Peygamberimiz onların bu sözlerine Hz. Ebû Bekir, Hz. Ömer, Ali ve Zübeyr b. Avvam'la yahudilerden on kişiyi şahid tuttu.

Bir Yahudinin Kinane'yi Uyarmağa Çalışması

Yahudilerden bir adam, kalkıp Kinane b. Ebul hukayk'a doğru vardı ve yavaşça:

"Muhammed'in senden istediği şey, senin yanında ise, veya bunun hak­kında bir şey biliyorsan, ona bildir de kanını canını kurtar!

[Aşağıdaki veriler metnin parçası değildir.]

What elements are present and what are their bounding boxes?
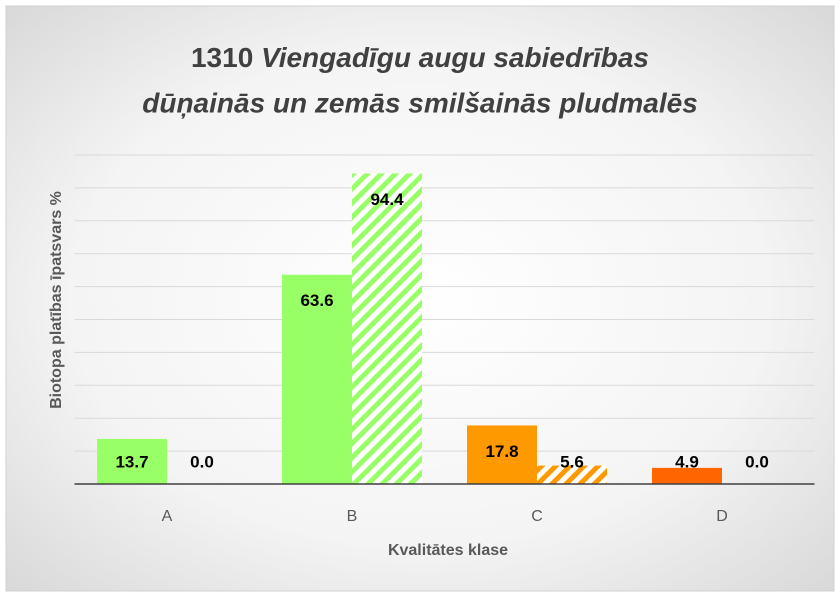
data-label: 63.6	[300, 291, 333, 310]
data-label: 94.4	[370, 190, 404, 209]
data-label: 17.8	[485, 442, 518, 461]
bar	[652, 467, 722, 484]
data-label: 5.6	[560, 452, 584, 471]
bar	[282, 274, 352, 484]
bar	[97, 438, 167, 484]
bar	[537, 465, 607, 484]
chart-title: 1310 Viengadīgu augu sabiedrības	[191, 42, 649, 73]
x-tick-label: A	[162, 508, 173, 525]
data-label: 0.0	[745, 452, 769, 471]
data-label: 0.0	[190, 452, 214, 471]
x-tick-label: B	[347, 508, 358, 525]
data-label: 4.9	[675, 452, 699, 471]
chart-title: dūņainās un zemās smilšainās pludmalēs	[142, 87, 698, 118]
x-tick-label: D	[716, 508, 728, 525]
data-label: 13.7	[115, 452, 148, 471]
bar	[467, 425, 537, 484]
x-axis-label: Kvalitātes klase	[388, 542, 508, 559]
bar	[352, 173, 422, 484]
x-tick-label: C	[531, 508, 543, 525]
y-axis-label: Biotopa platības īpatsvars %	[48, 191, 65, 409]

Aksi takdirde, vallahi, o, muhakkak bunu elde etmeye muvaffak ola­cak, Allah, onu, bundan başkasına da bizim bildirmediğimiz şeylere de vâ­kıf kılacaktır!" dedi.

Kinane b. Ebûl-hukayk, azarlayınca, o, yahudi bir köşeye çekilip otur­du.

Peygamberimizin, Kinane'ye Tekrar Sorusu...

Peygamberimiz, Kinane b. Ebûl-hukayk'a:

"Ne dersin, hazineyi senin yanında bulacak olursak, senin boynunu vurayım mı?" diye tekrar sordu.

Kinane: "Evet! Bulursan, Vur!" dedi.

Sa'ye b. Sellâm'ın Sıkıştırılınca, Gerçeği Söylemesi:

Peygamberimiz, Kinane b. Ebûl-hukayk'tan sonra Sa'ye (Salebe) b. Sel-lâm b. Ebûl-hukayk'a da:

"Huyeyy b. Ahlab'ın, tulum içinde saklanan hazinesi nerededir?" di­ye sordu.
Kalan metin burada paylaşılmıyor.